Sonya led the way over the Antonenko Bridge. She walked in a perfectly straight line but the parting in her hair was crooked, zigzagging to the left and the right. As if aware of Nikolai’s gaze, she spun around. ‘Can’t you walk a bit faster? If you’re going to be on time, we’ve only got four minutes to visit the Horseman and leave again.’

‘Perhaps your watch is fast? By my calculations we have at least five and a half minutes to spare.’

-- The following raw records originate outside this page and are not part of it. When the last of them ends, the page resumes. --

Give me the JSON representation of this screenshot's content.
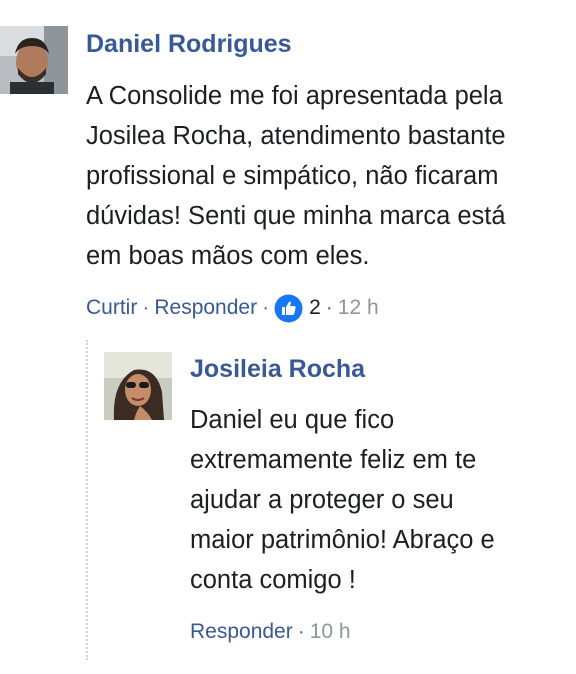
{
  "comment": {
    "author": "Daniel Rodrigues",
    "lines": [
      "A Consolide me foi apresentada pela",
      "Josilea Rocha, atendimento bastante",
      "profissional e simpático, não ficaram",
      "dúvidas! Senti que minha marca está",
      "em boas mãos com eles."
    ],
    "like_label": "Curtir",
    "reply_label": "Responder",
    "reaction_icon": "like-reaction-icon",
    "reaction_count": "2",
    "time": "12 h"
  },
  "reply": {
    "author": "Josileia Rocha",
    "lines": [
      "Daniel eu que fico",
      "extremamente feliz em te",
      "ajudar a proteger o seu",
      "maior patrimônio! Abraço e",
      "conta comigo !"
    ],
    "reply_label": "Responder",
    "time": "10 h"
  },
  "colors": {
    "name_link": "#385898",
    "like_blue": "#1877f2",
    "muted": "#90949c"
  }
}
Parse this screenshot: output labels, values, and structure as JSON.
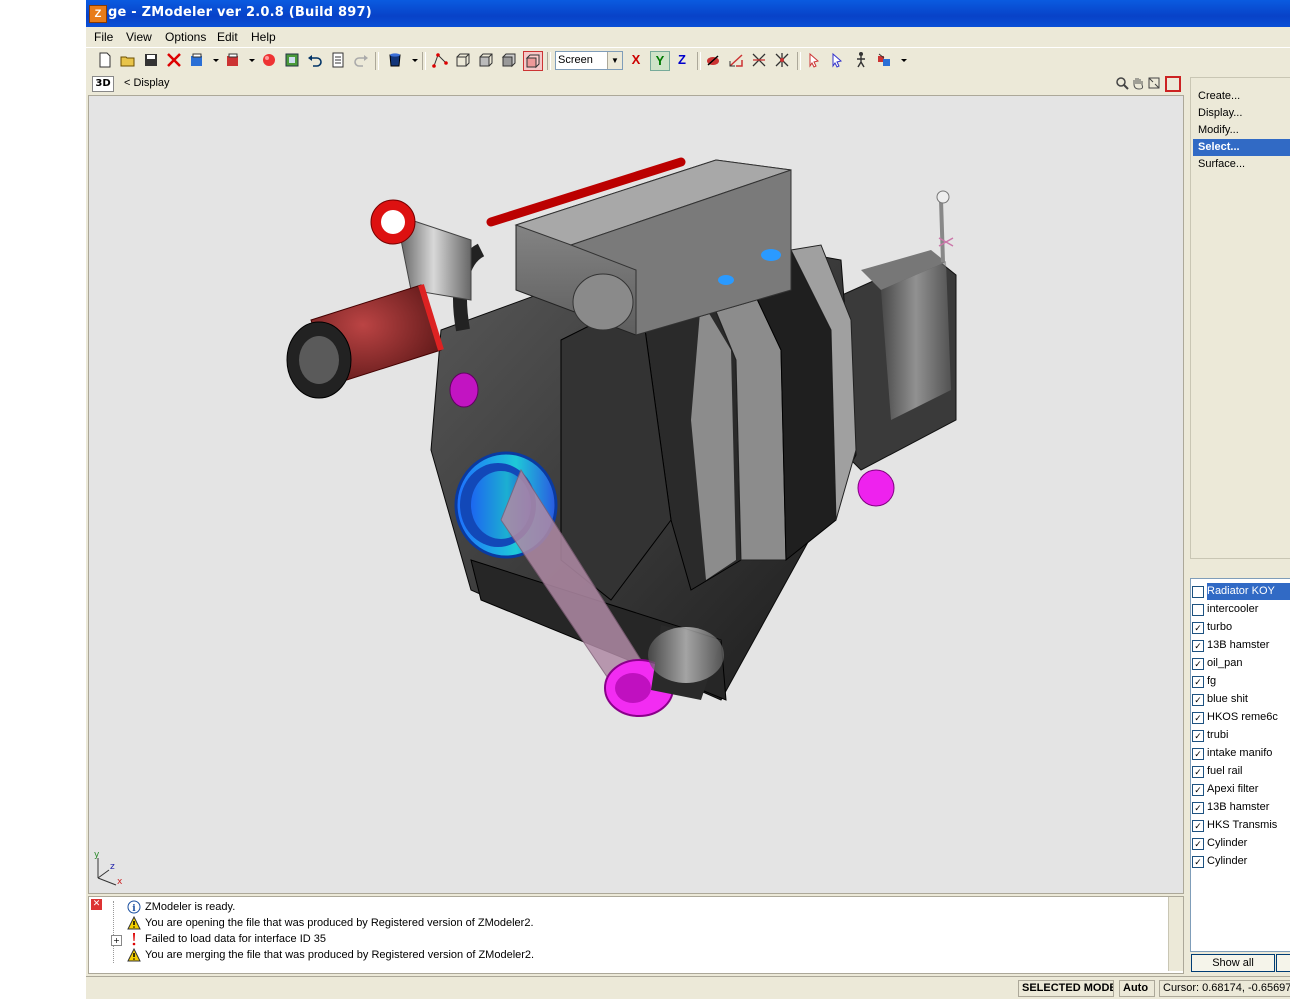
{
  "window": {
    "title": "ge - ZModeler ver 2.0.8 (Build 897)"
  },
  "menu": [
    "File",
    "View",
    "Options",
    "Edit",
    "Help"
  ],
  "toolbar": {
    "view_mode": "Screen",
    "axes": [
      "X",
      "Y",
      "Z"
    ],
    "colors": {
      "x": "#cc0000",
      "y": "#007a00",
      "z": "#0000cc"
    }
  },
  "viewport": {
    "mode_badge": "3D",
    "label": "< Display",
    "gizmo": {
      "y": "y",
      "z": "z",
      "x": "x"
    }
  },
  "command_menu": [
    {
      "label": "Create...",
      "selected": false
    },
    {
      "label": "Display...",
      "selected": false
    },
    {
      "label": "Modify...",
      "selected": false
    },
    {
      "label": "Select...",
      "selected": true
    },
    {
      "label": "Surface...",
      "selected": false
    }
  ],
  "objects": [
    {
      "name": "Radiator KOY",
      "checked": false
    },
    {
      "name": "intercooler",
      "checked": false
    },
    {
      "name": "turbo",
      "checked": true
    },
    {
      "name": "13B hamster",
      "checked": true
    },
    {
      "name": "oil_pan",
      "checked": true
    },
    {
      "name": "fg",
      "checked": true
    },
    {
      "name": "blue shit",
      "checked": true
    },
    {
      "name": "HKOS reme6c",
      "checked": true
    },
    {
      "name": "trubi",
      "checked": true
    },
    {
      "name": "intake manifo",
      "checked": true
    },
    {
      "name": "fuel rail",
      "checked": true
    },
    {
      "name": "Apexi filter",
      "checked": true
    },
    {
      "name": "13B hamster",
      "checked": true
    },
    {
      "name": "HKS Transmis",
      "checked": true
    },
    {
      "name": "Cylinder",
      "checked": true
    },
    {
      "name": "Cylinder",
      "checked": true
    }
  ],
  "show_all_label": "Show all",
  "log": [
    {
      "icon": "info-icon",
      "text": "ZModeler is ready."
    },
    {
      "icon": "warning-icon",
      "text": "You are opening the file that was produced by Registered version of ZModeler2."
    },
    {
      "icon": "error-icon",
      "text": "Failed to load data for interface ID 35"
    },
    {
      "icon": "warning-icon",
      "text": "You are merging the file that was produced by Registered version of ZModeler2."
    }
  ],
  "status": {
    "mode": "SELECTED MODE",
    "auto": "Auto",
    "cursor": "Cursor: 0.68174, -0.65697"
  }
}
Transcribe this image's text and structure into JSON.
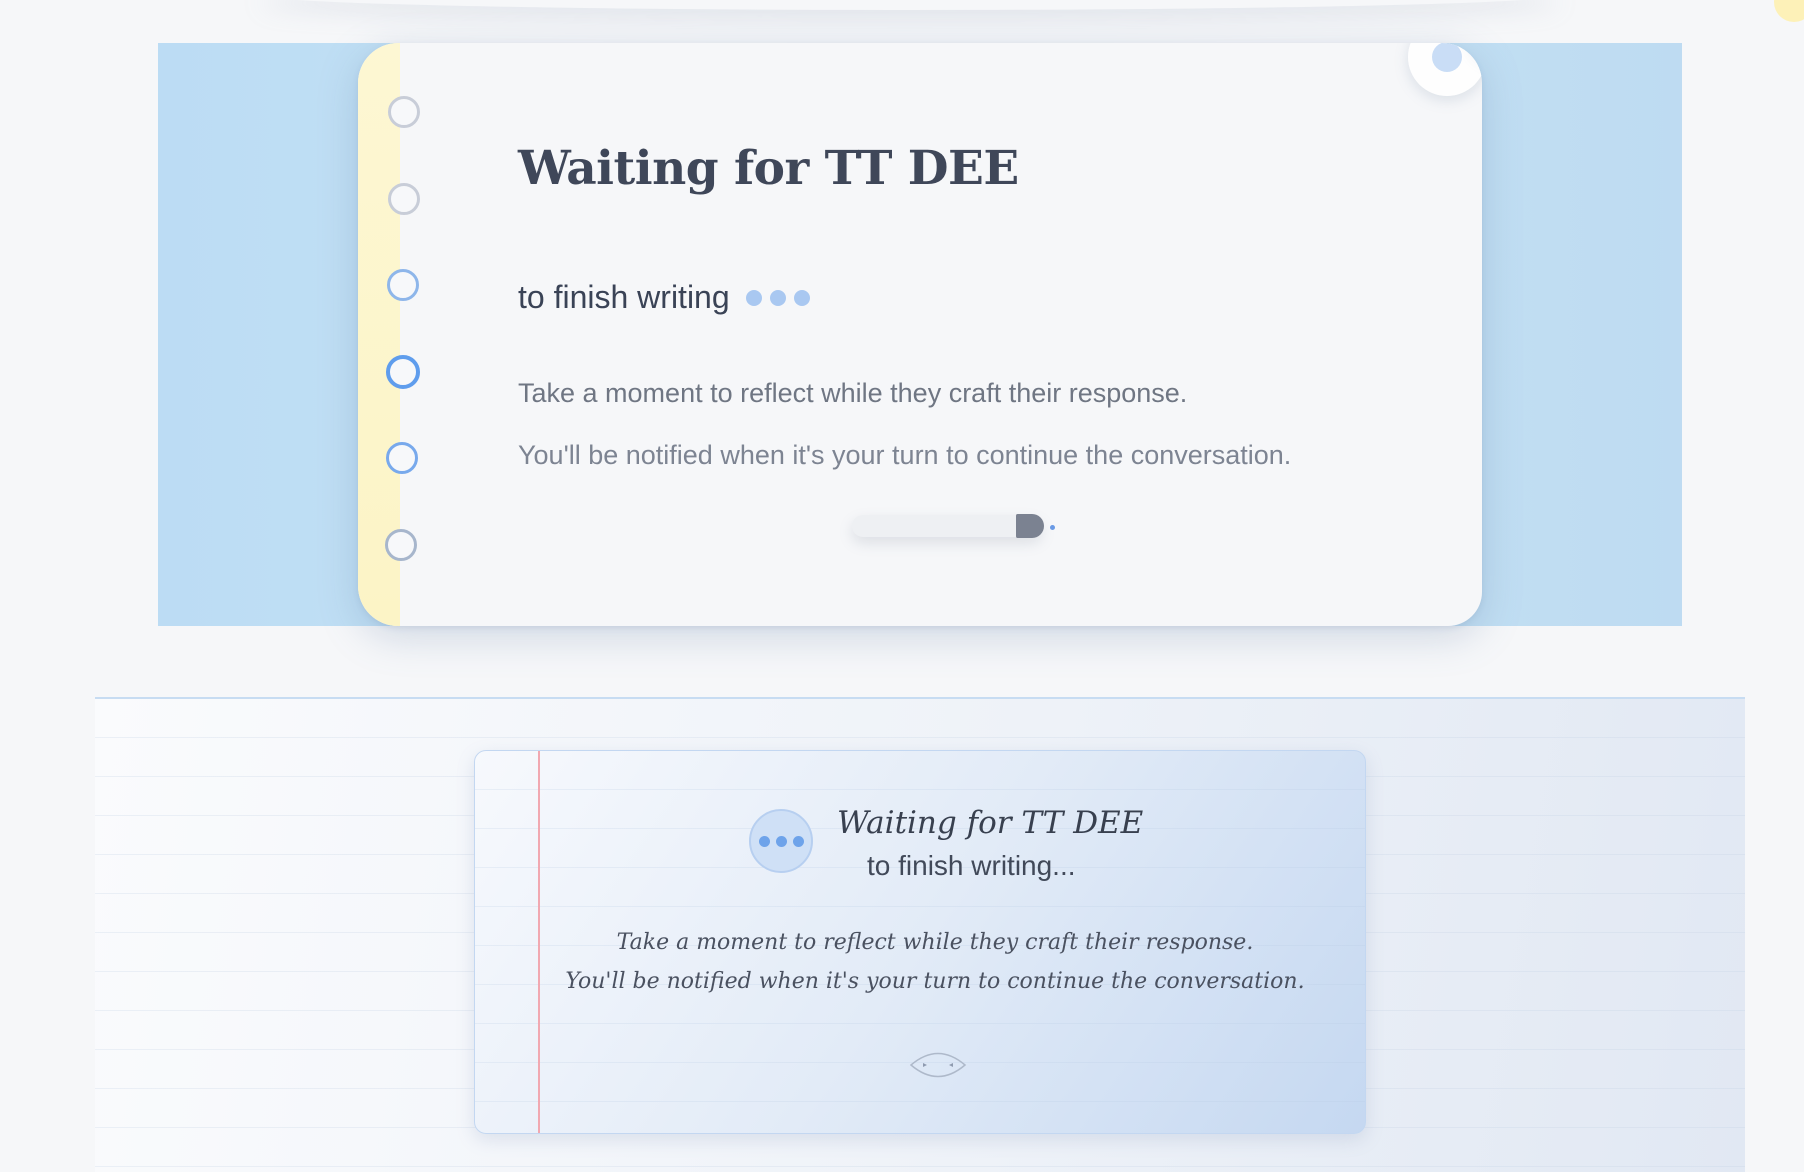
{
  "top_card": {
    "title": "Waiting for TT DEE",
    "subtitle": "to finish writing",
    "line1": "Take a moment to reflect while they craft their response.",
    "line2": "You'll be notified when it's your turn to continue the conversation.",
    "ring_count": 6,
    "icons": [
      "notebook-ring-icon",
      "typing-dots-icon",
      "pen-icon",
      "bubble-icon"
    ]
  },
  "bottom_card": {
    "title": "Waiting for TT DEE",
    "subtitle": "to finish writing...",
    "line1": "Take a moment to reflect while they craft their response.",
    "line2": "You'll be notified when it's your turn to continue the conversation.",
    "icons": [
      "typing-dots-icon",
      "eye-icon"
    ]
  },
  "colors": {
    "accent_blue": "#6ea3ea",
    "spine_yellow": "#fcf4c6",
    "margin_red": "#f1a8b1",
    "title_slate": "#3f4759"
  }
}
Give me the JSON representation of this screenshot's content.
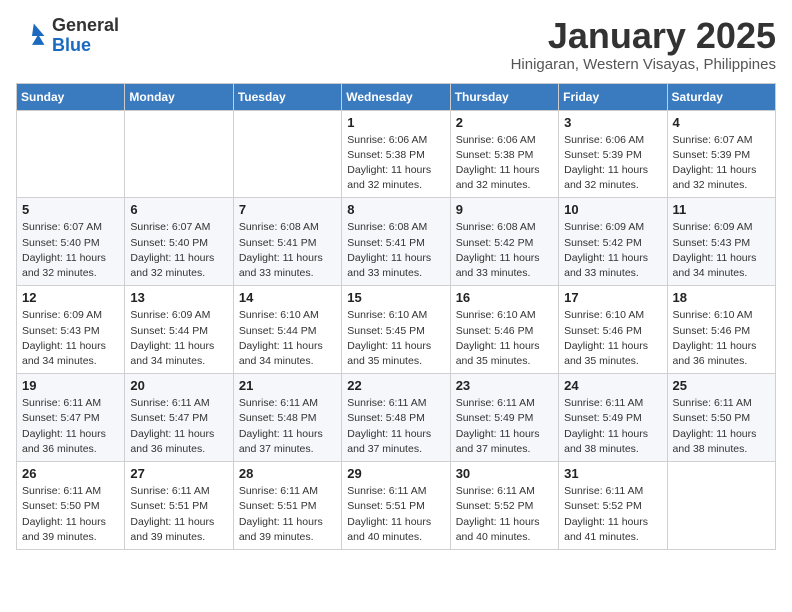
{
  "logo": {
    "general": "General",
    "blue": "Blue"
  },
  "header": {
    "month": "January 2025",
    "location": "Hinigaran, Western Visayas, Philippines"
  },
  "weekdays": [
    "Sunday",
    "Monday",
    "Tuesday",
    "Wednesday",
    "Thursday",
    "Friday",
    "Saturday"
  ],
  "weeks": [
    [
      {
        "day": "",
        "info": ""
      },
      {
        "day": "",
        "info": ""
      },
      {
        "day": "",
        "info": ""
      },
      {
        "day": "1",
        "info": "Sunrise: 6:06 AM\nSunset: 5:38 PM\nDaylight: 11 hours and 32 minutes."
      },
      {
        "day": "2",
        "info": "Sunrise: 6:06 AM\nSunset: 5:38 PM\nDaylight: 11 hours and 32 minutes."
      },
      {
        "day": "3",
        "info": "Sunrise: 6:06 AM\nSunset: 5:39 PM\nDaylight: 11 hours and 32 minutes."
      },
      {
        "day": "4",
        "info": "Sunrise: 6:07 AM\nSunset: 5:39 PM\nDaylight: 11 hours and 32 minutes."
      }
    ],
    [
      {
        "day": "5",
        "info": "Sunrise: 6:07 AM\nSunset: 5:40 PM\nDaylight: 11 hours and 32 minutes."
      },
      {
        "day": "6",
        "info": "Sunrise: 6:07 AM\nSunset: 5:40 PM\nDaylight: 11 hours and 32 minutes."
      },
      {
        "day": "7",
        "info": "Sunrise: 6:08 AM\nSunset: 5:41 PM\nDaylight: 11 hours and 33 minutes."
      },
      {
        "day": "8",
        "info": "Sunrise: 6:08 AM\nSunset: 5:41 PM\nDaylight: 11 hours and 33 minutes."
      },
      {
        "day": "9",
        "info": "Sunrise: 6:08 AM\nSunset: 5:42 PM\nDaylight: 11 hours and 33 minutes."
      },
      {
        "day": "10",
        "info": "Sunrise: 6:09 AM\nSunset: 5:42 PM\nDaylight: 11 hours and 33 minutes."
      },
      {
        "day": "11",
        "info": "Sunrise: 6:09 AM\nSunset: 5:43 PM\nDaylight: 11 hours and 34 minutes."
      }
    ],
    [
      {
        "day": "12",
        "info": "Sunrise: 6:09 AM\nSunset: 5:43 PM\nDaylight: 11 hours and 34 minutes."
      },
      {
        "day": "13",
        "info": "Sunrise: 6:09 AM\nSunset: 5:44 PM\nDaylight: 11 hours and 34 minutes."
      },
      {
        "day": "14",
        "info": "Sunrise: 6:10 AM\nSunset: 5:44 PM\nDaylight: 11 hours and 34 minutes."
      },
      {
        "day": "15",
        "info": "Sunrise: 6:10 AM\nSunset: 5:45 PM\nDaylight: 11 hours and 35 minutes."
      },
      {
        "day": "16",
        "info": "Sunrise: 6:10 AM\nSunset: 5:46 PM\nDaylight: 11 hours and 35 minutes."
      },
      {
        "day": "17",
        "info": "Sunrise: 6:10 AM\nSunset: 5:46 PM\nDaylight: 11 hours and 35 minutes."
      },
      {
        "day": "18",
        "info": "Sunrise: 6:10 AM\nSunset: 5:46 PM\nDaylight: 11 hours and 36 minutes."
      }
    ],
    [
      {
        "day": "19",
        "info": "Sunrise: 6:11 AM\nSunset: 5:47 PM\nDaylight: 11 hours and 36 minutes."
      },
      {
        "day": "20",
        "info": "Sunrise: 6:11 AM\nSunset: 5:47 PM\nDaylight: 11 hours and 36 minutes."
      },
      {
        "day": "21",
        "info": "Sunrise: 6:11 AM\nSunset: 5:48 PM\nDaylight: 11 hours and 37 minutes."
      },
      {
        "day": "22",
        "info": "Sunrise: 6:11 AM\nSunset: 5:48 PM\nDaylight: 11 hours and 37 minutes."
      },
      {
        "day": "23",
        "info": "Sunrise: 6:11 AM\nSunset: 5:49 PM\nDaylight: 11 hours and 37 minutes."
      },
      {
        "day": "24",
        "info": "Sunrise: 6:11 AM\nSunset: 5:49 PM\nDaylight: 11 hours and 38 minutes."
      },
      {
        "day": "25",
        "info": "Sunrise: 6:11 AM\nSunset: 5:50 PM\nDaylight: 11 hours and 38 minutes."
      }
    ],
    [
      {
        "day": "26",
        "info": "Sunrise: 6:11 AM\nSunset: 5:50 PM\nDaylight: 11 hours and 39 minutes."
      },
      {
        "day": "27",
        "info": "Sunrise: 6:11 AM\nSunset: 5:51 PM\nDaylight: 11 hours and 39 minutes."
      },
      {
        "day": "28",
        "info": "Sunrise: 6:11 AM\nSunset: 5:51 PM\nDaylight: 11 hours and 39 minutes."
      },
      {
        "day": "29",
        "info": "Sunrise: 6:11 AM\nSunset: 5:51 PM\nDaylight: 11 hours and 40 minutes."
      },
      {
        "day": "30",
        "info": "Sunrise: 6:11 AM\nSunset: 5:52 PM\nDaylight: 11 hours and 40 minutes."
      },
      {
        "day": "31",
        "info": "Sunrise: 6:11 AM\nSunset: 5:52 PM\nDaylight: 11 hours and 41 minutes."
      },
      {
        "day": "",
        "info": ""
      }
    ]
  ]
}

Sonya ignored his half-hearted joke. She passed St Isaac’s Cathedral without a sideways glance, though normally she liked to walk up the steps and scrape her feet on the small iron oxen by the door. But when they reached their destination she gave a gasp. ‘The Horseman!’

In front of them was the familiar bronze statue of Peter the Great. He sat astride his huge rearing horse, face averted from the city he’d founded, eyes fixed eternally on a far horizon. His sword had a greenish hue towards the hilt, but its tip was bright from the touch of many hands and the bent fetlock of his horse had been stroked to gold.

‘What are they doing?’ Sonya spoke in a half-whisper.

The Czar and his horse stood as high as ever, but scurrying around the base, hacking away at the earth, were men and women with shovels and pickaxes. They’d driven poles into the ground, and were hammering a wooden platform on top of them. Immediately below the rearing horse stood an officer of the Home Guard. In spite of his shining brass buttons and his wide chest, he appeared puny, insignificant, as if he might be crushed by the giant hooves.